2000 Tax Help Archives  

Publication 51 2000 Tax Year

2. Who Are Employees?

This is archived information that pertains only to the 2000 Tax Year. If you
are looking for information for the current tax year, go to the Tax Prep Help Area.

Generally, employees are defined either under common law or under special statutes for certain situations.

Employee status under common law. Generally, a worker who performs services for you is your employee if you can control what will be done and how it will be done. This is so even when you give the employee freedom of action. What matters is that you have the right to control the details of how the services are performed. Get Pub. 15-A, Employer's Supplemental Tax Guide, for more information on how to determine whether an individual providing services is an independent contractor or an employee.

You are responsible for withholding and paying employment taxes for your employees. You are also required to file employment tax returns. These requirements do not apply to independent contractors. The rules discussed in this publication apply only to workers who are your employees.

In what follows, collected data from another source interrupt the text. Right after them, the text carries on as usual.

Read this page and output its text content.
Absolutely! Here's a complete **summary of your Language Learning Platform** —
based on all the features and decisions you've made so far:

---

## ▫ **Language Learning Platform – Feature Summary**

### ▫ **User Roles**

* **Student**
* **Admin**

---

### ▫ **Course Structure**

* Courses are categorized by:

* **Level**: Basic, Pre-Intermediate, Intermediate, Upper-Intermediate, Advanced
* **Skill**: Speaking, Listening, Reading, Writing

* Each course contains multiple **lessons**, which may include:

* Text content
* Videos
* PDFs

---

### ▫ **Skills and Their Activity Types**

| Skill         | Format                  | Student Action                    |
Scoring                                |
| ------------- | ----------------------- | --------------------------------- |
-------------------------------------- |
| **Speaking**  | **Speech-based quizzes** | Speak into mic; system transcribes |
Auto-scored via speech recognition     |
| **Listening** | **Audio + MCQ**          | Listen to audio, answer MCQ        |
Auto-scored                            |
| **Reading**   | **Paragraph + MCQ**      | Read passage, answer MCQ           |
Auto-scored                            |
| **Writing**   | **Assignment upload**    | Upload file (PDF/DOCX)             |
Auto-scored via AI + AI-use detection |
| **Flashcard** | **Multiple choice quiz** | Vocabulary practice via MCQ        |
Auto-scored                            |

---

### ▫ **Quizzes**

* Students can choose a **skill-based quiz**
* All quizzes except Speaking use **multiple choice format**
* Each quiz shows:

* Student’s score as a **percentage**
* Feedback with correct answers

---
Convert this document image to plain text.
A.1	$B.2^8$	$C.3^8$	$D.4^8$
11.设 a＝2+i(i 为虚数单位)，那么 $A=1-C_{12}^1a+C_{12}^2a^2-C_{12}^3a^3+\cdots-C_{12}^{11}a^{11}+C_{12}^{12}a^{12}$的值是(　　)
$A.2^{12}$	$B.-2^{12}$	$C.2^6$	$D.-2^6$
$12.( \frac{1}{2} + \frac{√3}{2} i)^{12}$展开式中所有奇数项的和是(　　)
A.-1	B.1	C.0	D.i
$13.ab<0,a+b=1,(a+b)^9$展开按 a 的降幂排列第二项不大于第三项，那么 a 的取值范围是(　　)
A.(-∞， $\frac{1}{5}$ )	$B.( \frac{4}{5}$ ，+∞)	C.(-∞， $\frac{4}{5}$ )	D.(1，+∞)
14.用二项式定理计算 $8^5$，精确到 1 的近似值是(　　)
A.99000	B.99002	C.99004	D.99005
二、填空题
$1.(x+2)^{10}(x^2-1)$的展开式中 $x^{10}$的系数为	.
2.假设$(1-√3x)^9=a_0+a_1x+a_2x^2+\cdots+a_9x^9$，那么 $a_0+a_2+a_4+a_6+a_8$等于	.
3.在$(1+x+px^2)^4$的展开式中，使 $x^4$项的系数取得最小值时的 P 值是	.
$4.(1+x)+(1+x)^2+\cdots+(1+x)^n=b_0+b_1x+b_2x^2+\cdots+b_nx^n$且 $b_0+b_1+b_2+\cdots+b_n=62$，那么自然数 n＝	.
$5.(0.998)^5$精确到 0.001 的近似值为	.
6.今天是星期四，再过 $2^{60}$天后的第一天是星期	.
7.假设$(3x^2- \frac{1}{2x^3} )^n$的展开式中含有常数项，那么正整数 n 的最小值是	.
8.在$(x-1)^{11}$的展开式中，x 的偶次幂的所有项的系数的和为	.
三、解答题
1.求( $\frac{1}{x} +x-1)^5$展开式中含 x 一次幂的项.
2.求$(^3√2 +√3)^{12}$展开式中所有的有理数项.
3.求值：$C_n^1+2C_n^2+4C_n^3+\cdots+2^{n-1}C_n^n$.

In general, you are an employer of farmworkers if your employees:

  • Raise or harvest agricultural or horticultural products on a farm.
  • Work in connection with the operation, management, conservation, improvement, or maintenance of your farm and its tools and equipment.
  • Handle, process, or package any agricultural or horticultural commodity if you produced over half of the commodity (for a group of more than 20 operators, all of the commodity).
  • Do work related to cotton ginning, turpentine, or gum resin products.
  • Do housework in your private home if it is on a farm that is operated for profit. (You may report the taxes for household employees separately. See sections 3 and 8.)

For this purpose, the term "farm" includes stock, dairy, poultry, fruit, fur-bearing animal, and truck farms, as well as plantations, ranches, nurseries, ranges, greenhouses or other similar structures used primarily for the raising of agricultural or horticultural commodities, and orchards.

Farmwork does not include reselling activities that do not involve any substantial activity of raising agricultural or horticultural commodities, such as a retail store or a greenhouse used primarily for display or storage.

The table on page 19, How Do Employment Taxes Apply to Farmwork?, distinguishes between farm and nonfarm activities, and also addresses rules that apply in special situations.

Crew Leaders

You are an employer of farmworkers if you are a crew leader. A crew leader is a person who furnishes and pays (either on his or her own behalf or on behalf of the farm operator) workers to do farmwork for the farm operator. If there is no written agreement between you and the farm operator stating that you are his or her employee and if you pay the workers (either for yourself or for the farm operator), then you are a crew leader.